Il frumento tenero, destinato all’industria molitoria, proviene per il
70% dall’Unione Europea, mentre
il restante è quasi equamente diviso fra gli altri Paesi Ocse (Canada,
Usa, Giappone, Australia, Nuova
Zelanda, Israele, Svizzera, Norvegia e Islanda) e il resto del mondo.
Ben diversa è la situazione del frumento duro, le cui importazioni
sono legate solo per il 30% all’UE,
il 50% ai Paesi Ocse e il 20% agli
altri Paesi. È evidente l’incidenza
degli arrivi dagli Stati Uniti e dal
Canada. L’import dell’orzo è quasi
tutto europeo, così come la stragrande maggioranza di quello del
mais (81%), mentre la situazione si
capovolge se si entra nel comparto
dei semi oleosi e degli oli di semi,
per oltre tre quarti provenienti da
paesi extra-UE e non Ocse, Brasile
e Argentina in primis.
Il colosso carioca influenza poi anche il mercato dello zucchero. Se
è vero che gran parte delle importazioni arriva dai partner europei,
Francia e Germania soprattutto,
dai porti brasiliani proviene la
maggioranza di quel 39% di prodotto extra UE.

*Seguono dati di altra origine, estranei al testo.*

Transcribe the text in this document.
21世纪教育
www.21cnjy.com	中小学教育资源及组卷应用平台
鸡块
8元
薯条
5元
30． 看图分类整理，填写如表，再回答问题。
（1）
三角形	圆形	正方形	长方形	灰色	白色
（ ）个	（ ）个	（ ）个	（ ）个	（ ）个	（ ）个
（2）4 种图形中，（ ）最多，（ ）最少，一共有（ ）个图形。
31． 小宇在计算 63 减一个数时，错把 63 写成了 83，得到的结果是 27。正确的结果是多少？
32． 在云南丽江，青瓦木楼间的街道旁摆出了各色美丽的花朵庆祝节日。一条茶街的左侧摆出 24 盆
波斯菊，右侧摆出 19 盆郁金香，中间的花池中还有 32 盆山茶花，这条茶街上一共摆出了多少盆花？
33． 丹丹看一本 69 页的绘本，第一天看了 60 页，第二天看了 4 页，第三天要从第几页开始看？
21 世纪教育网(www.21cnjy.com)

Guardando al comparto ortofrutticolo vanno segnalate alcune particolarità. Per evidenti motivi la
frutta tropicale è quasi in toto appannaggio dei Paesi extra-UE, che
hanno un’incidenza notevole anche nel comparto dei legumi secchi, dell’uva da tavola e dei pomodori trasformati, mentre in quelli
da industria le importazioni sono
di stampo UE. Gli agrumi, sui quali
l’Italia è comunque quasi autosufficiente, sono di origine UE (60%,
con la Spagna davanti a tutti) e per
il restante 40% in gran parte dal Sudamerica. Sostanzialmente molto più ‘europea’ la situazione dei
prodotti agricoli e agroalimentari
di origine animale. Se si esclude
il comparto ittico, le importazioni
in tutti i principali settori sono in
mano ai partner comunitari, con
Germania, Francia, Polonia su tutte. Il 100% delle importazioni dei
bovini, dei suini macellati, del latte
e dei formaggi è di impronta UE,
con percorsi meno ‘impegnativi’
per approdare ai confini italiani
anche se il Sud America anche in
questo caso è “alle porte”.
Combinando il grado di auto approvvigionamento e la provenienza dell’import si può costruire una
classifica delle categorie merceologiche più sensibili sotto il profilo
della sicurezza. Da qui si dipana la
seconda parte di questo rapporto,
dedicata ai controlli, alla garanzia
di sicurezza per tutelare al meglio
il consumatore finale, di fronte
all’effluvio di prodotti che, come
abbiamo visto, non può e non potrà essere prodotto in Italia.